Université Paris Descartes, France.
J Affect Disord. 2010 Jun;123(1-3):332-6. doi: 10.1016/j.jad.2009.09.022. Epub 2009 Oct 25.
Little systematic research into the diagnostic performance of instruments used to screen for clinical depression is available for people with diabetes. The objective of this study was to compare performances of the HADS and BDI-SF and their components in association with a standard diagnostic interview.

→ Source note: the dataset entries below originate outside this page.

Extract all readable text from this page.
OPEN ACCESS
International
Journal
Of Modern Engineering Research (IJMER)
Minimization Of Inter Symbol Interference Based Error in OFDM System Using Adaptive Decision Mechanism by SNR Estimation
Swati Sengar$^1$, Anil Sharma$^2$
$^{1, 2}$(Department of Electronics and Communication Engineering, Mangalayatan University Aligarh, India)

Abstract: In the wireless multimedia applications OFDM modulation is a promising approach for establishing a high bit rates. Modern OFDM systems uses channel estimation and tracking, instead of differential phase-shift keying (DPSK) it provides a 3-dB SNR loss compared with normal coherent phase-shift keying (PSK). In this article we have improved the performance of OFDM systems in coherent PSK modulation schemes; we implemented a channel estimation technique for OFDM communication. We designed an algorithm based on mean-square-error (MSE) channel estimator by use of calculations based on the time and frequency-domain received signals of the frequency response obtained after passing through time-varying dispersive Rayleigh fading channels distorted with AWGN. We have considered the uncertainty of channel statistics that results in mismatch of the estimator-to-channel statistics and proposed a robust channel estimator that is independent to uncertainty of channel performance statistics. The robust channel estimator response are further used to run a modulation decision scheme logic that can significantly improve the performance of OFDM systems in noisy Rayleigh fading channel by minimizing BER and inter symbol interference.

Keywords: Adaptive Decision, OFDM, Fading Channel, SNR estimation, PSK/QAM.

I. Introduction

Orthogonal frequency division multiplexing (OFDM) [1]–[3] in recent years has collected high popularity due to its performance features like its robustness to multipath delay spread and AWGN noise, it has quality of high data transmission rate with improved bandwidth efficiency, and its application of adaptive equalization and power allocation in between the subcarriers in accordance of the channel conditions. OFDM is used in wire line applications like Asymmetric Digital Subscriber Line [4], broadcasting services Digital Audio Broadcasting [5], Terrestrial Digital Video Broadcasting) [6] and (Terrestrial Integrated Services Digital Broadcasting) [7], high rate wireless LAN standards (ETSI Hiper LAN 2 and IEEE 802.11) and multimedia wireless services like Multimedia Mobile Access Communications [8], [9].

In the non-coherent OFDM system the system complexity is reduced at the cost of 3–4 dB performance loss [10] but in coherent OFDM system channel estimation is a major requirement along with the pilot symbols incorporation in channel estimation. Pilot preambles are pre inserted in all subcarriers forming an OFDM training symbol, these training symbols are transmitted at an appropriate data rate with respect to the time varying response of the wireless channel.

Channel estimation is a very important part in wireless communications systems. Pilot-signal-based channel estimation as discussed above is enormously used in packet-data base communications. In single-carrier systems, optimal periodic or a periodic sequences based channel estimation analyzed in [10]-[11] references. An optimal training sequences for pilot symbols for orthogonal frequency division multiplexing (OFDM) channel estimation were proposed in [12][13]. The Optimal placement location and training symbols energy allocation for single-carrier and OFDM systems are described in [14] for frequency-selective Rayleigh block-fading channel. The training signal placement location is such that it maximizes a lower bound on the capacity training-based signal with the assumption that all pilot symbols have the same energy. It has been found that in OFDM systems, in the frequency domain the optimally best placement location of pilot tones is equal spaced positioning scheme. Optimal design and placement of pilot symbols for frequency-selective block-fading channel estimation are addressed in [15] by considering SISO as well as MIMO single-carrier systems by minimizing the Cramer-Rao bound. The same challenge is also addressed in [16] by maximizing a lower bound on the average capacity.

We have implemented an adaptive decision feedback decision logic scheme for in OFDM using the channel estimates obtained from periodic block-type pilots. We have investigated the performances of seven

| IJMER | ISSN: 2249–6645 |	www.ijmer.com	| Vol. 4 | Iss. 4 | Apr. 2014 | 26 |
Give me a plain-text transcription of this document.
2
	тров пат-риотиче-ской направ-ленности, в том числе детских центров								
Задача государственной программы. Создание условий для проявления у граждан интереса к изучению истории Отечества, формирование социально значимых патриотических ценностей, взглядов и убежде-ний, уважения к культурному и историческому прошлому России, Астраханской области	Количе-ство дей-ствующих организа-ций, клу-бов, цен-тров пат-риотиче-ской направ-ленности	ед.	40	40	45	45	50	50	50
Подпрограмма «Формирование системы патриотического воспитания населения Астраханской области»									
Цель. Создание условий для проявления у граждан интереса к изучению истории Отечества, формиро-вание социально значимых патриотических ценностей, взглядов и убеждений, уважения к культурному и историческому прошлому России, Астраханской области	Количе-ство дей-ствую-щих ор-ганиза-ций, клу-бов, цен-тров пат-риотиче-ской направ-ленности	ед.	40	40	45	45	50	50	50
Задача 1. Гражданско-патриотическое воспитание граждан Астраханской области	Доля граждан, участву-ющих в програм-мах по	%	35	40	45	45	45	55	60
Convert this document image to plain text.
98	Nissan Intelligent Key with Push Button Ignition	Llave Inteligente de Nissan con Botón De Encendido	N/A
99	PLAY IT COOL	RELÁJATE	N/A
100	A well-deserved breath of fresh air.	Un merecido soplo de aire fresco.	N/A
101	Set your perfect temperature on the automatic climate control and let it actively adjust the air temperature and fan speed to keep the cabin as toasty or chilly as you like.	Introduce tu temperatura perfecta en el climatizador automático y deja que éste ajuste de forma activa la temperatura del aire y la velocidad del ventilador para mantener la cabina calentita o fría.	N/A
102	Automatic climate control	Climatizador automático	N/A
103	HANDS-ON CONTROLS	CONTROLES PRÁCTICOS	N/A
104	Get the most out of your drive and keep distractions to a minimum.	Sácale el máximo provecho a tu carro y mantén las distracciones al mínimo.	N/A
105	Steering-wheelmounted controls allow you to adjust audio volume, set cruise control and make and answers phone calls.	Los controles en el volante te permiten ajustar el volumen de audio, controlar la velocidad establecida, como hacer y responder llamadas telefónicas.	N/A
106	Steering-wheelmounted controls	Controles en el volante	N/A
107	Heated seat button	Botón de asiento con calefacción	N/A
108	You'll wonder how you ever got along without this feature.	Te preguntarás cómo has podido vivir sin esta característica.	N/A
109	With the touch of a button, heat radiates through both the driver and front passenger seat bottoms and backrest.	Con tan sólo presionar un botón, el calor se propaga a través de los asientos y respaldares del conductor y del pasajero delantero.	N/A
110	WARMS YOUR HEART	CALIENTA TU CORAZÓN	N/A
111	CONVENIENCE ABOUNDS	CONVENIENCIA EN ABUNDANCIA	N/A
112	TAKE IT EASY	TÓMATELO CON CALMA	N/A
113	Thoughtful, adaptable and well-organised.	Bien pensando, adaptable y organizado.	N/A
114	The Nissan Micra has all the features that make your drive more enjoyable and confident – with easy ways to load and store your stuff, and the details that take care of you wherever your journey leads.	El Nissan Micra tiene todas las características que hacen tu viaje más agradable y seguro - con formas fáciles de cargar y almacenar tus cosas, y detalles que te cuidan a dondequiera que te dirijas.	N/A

In a sample of 298 French outpatients from a diabetes clinic (165 men, aged 59.4 + or - 10.7 years), we assessed diagnoses of clinical depression (CD, n=42) and major depression (MD, n=30) using the MINI and administered the HADS and BDI-SF.
Cognitive symptoms from the BDI-SF (BDIcog) were more closely associated with MD than CD. BDIcog and HADS total scores performed best overall in identifying clinical depression (AUCs under ROC curve 85%). For identification of CD, the sensitivity/specificity of BDI cognitive symptoms was 88/71% (cutoff 3+) and for the HADS 83/65% (cutoff 13+). For identification of MD, BDIcog scored 83/80% (cutoff 4+) and HAD-A 80/76% (cutoff 9+). Logistic regression analyses further suggested that BDIcog and HAD-A discriminated between depressed and non-depressed patients better than the somatic and anhedonia items present in the same scales. The depression subscale of the HADS performed poorly.
The consecutive nature of the sample may limit the generalizability of our findings.
Results suggest that, in addition to depressed mood, both negative thoughts and anxiety are core elements for the correct identification of clinical depression in chronic illnesses such as diabetes. It may be more appropriate to use the total score when applying the HADS and distinguish non-somatic symptoms within the BDI.
针对糖尿病患者,用于筛查临床抑郁症的工具的诊断性能鲜有系统研究。本研究旨在比较 HADS 和 BDI-SF 及其各组成部分与标准诊断访谈的关联性能。
在一家糖尿病诊所的 298 名法国门诊患者中(男性 165 名,年龄 59.4 ± 10.7 岁),我们使用 MINI 评估了临床抑郁症(CD,n=42)和重度抑郁症(MD,n=30)的诊断,并进行了 HADS 和 BDI-SF 评估。
BDI-SF 的认知症状(BDIcog)与 MD 的相关性较 CD 更为密切。BDIcog 和 HADS 总分在识别临床抑郁症方面总体表现最佳(ROC 曲线下 AUC 值均>85%)。对于 CD 的识别,BDI 认知症状的敏感度/特异性为 88/71%(截断值 3+),HADS 为 83/65%(截断值 13+)。对于 MD 的识别,BDIcog 为 83/80%(截断值 4+),HAD-A 为 80/76%(截断值 9+)。Logistic 回归分析进一步表明,BDIcog 和 HAD-A 比同一量表中存在的躯体症状和快感缺失项更能区分抑郁和非抑郁患者。HADS 的抑郁亚量表表现不佳。
样本的连续性可能限制了我们研究结果的普遍性。
结果表明,除了抑郁情绪外,负面想法和焦虑也是正确识别糖尿病等慢性病中临床抑郁症的核心要素。在应用 HADS 时,可能更适合使用总分,并区分 BDI 中的非躯体症状。